# Old Ship Mates - Everards from Goole



## jonnyangel (Jan 21, 2014)

Hello, I'm posting this on behalf of my father who from 1965 onwards sailed out of Goole on Everard's, the Georgina V and Frederick T.

My father's name is Trever Harrison. He was also accompanied by his brother, Dave Harrison (for one trip before he returned to work in Goole Docks).

My father was a young man at the time and initislly joined as a galley lad, having first pic of the fresh pasties and chips!!! 

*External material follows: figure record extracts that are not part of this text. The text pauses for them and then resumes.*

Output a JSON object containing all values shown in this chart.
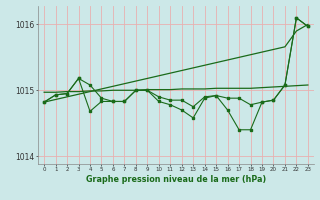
{
  "xlabel": "Graphe pression niveau de la mer (hPa)",
  "bg_color": "#cce8e8",
  "grid_color": "#e8b0b0",
  "line_color": "#1a6b1a",
  "x_values": [
    0,
    1,
    2,
    3,
    4,
    5,
    6,
    7,
    8,
    9,
    10,
    11,
    12,
    13,
    14,
    15,
    16,
    17,
    18,
    19,
    20,
    21,
    22,
    23
  ],
  "trend1": [
    1014.82,
    1014.86,
    1014.9,
    1014.94,
    1014.98,
    1015.02,
    1015.06,
    1015.1,
    1015.14,
    1015.18,
    1015.22,
    1015.26,
    1015.3,
    1015.34,
    1015.38,
    1015.42,
    1015.46,
    1015.5,
    1015.54,
    1015.58,
    1015.62,
    1015.66,
    1015.9,
    1016.0
  ],
  "trend2": [
    1014.97,
    1014.97,
    1014.98,
    1014.98,
    1014.99,
    1014.99,
    1015.0,
    1015.0,
    1015.0,
    1015.01,
    1015.01,
    1015.01,
    1015.02,
    1015.02,
    1015.02,
    1015.03,
    1015.03,
    1015.03,
    1015.03,
    1015.04,
    1015.05,
    1015.06,
    1015.07,
    1015.08
  ],
  "series1": [
    1014.82,
    1014.93,
    1014.95,
    1015.18,
    1015.08,
    1014.88,
    1014.83,
    1014.83,
    1015.0,
    1015.0,
    1014.9,
    1014.85,
    1014.85,
    1014.75,
    1014.9,
    1014.92,
    1014.88,
    1014.88,
    1014.78,
    1014.82,
    1014.85,
    1015.08,
    1016.1,
    1015.97
  ],
  "series2": [
    1014.82,
    1014.93,
    1014.95,
    1015.18,
    1014.68,
    1014.83,
    1014.83,
    1014.83,
    1015.0,
    1015.0,
    1014.83,
    1014.78,
    1014.7,
    1014.58,
    1014.88,
    1014.92,
    1014.7,
    1014.4,
    1014.4,
    1014.82,
    1014.85,
    1015.08,
    1016.1,
    1015.97
  ],
  "ylim": [
    1013.88,
    1016.28
  ],
  "yticks": [
    1014,
    1015,
    1016
  ],
  "xlim": [
    -0.5,
    23.5
  ]
}
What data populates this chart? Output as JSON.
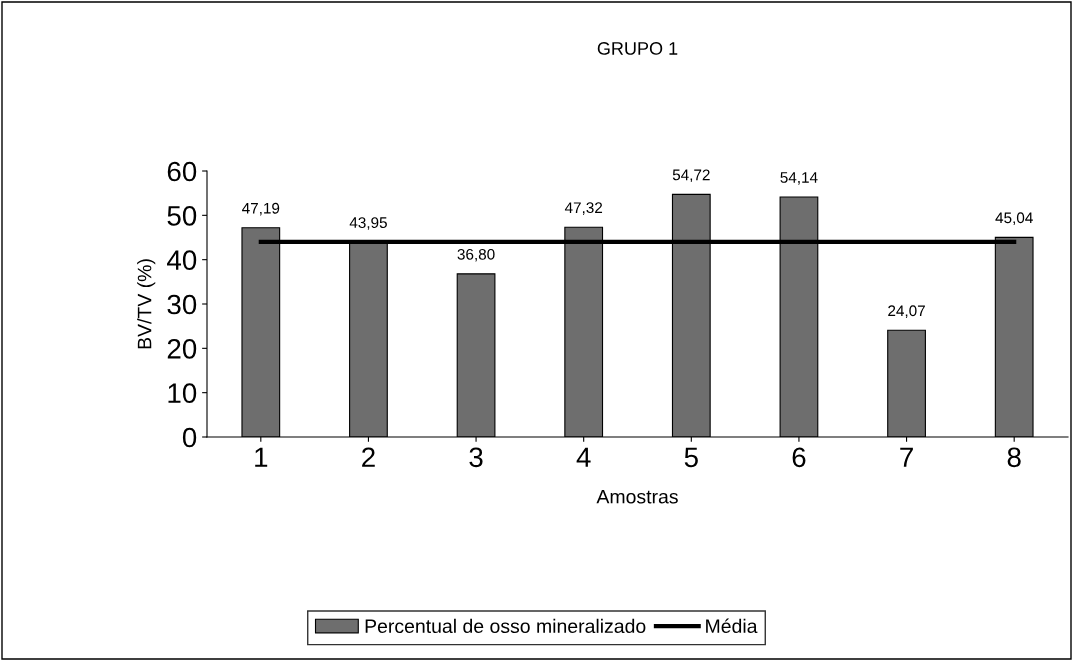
{
  "chart_data": {
    "type": "bar",
    "title": "GRUPO 1",
    "xlabel": "Amostras",
    "ylabel": "BV/TV (%)",
    "categories": [
      "1",
      "2",
      "3",
      "4",
      "5",
      "6",
      "7",
      "8"
    ],
    "series": [
      {
        "name": "Percentual de osso mineralizado",
        "color": "#6e6e6e",
        "values": [
          47.19,
          43.95,
          36.8,
          47.32,
          54.72,
          54.14,
          24.07,
          45.04
        ],
        "value_labels": [
          "47,19",
          "43,95",
          "36,80",
          "47,32",
          "54,72",
          "54,14",
          "24,07",
          "45,04"
        ]
      },
      {
        "name": "Média",
        "type": "line",
        "color": "#000000",
        "values": [
          44,
          44,
          44,
          44,
          44,
          44,
          44,
          44
        ]
      }
    ],
    "ylim": [
      0,
      60
    ],
    "yticks": [
      0,
      10,
      20,
      30,
      40,
      50,
      60
    ],
    "grid": false,
    "legend": "bottom",
    "marker": "none",
    "line_style": "solid"
  }
}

Although he has his memories, and a few pics of the ship's, it would be great to chat to anyone with shared memories of the era in my dad's life.


----------



## L888doc (Mar 25, 2014)

Hi jinny angel I sailed on Frederick t everard 1967 sh. I went down to rothesay dock in clydebank looking for ab job but they needed bosun.so there I was bosun at 21 . We carried cement from Thames to clydebank hence the knicname : clinker express:I remember approaching docking at clydebank I was standing by anchor I turned to second mate and said :he is not gonna clear the knuckle : the order came from skipper :drop anchor: I did and it landed on the quay. Do you realize the size and weight of these stones? Divers et al were called to recover plus repairs to our bow. A final bit of history, we were in Southampton and my fiancé was over from Toronto and came down to visit, I proposed to her then and here I am still married 46 years later. Fred t has a lot to answer for!


----------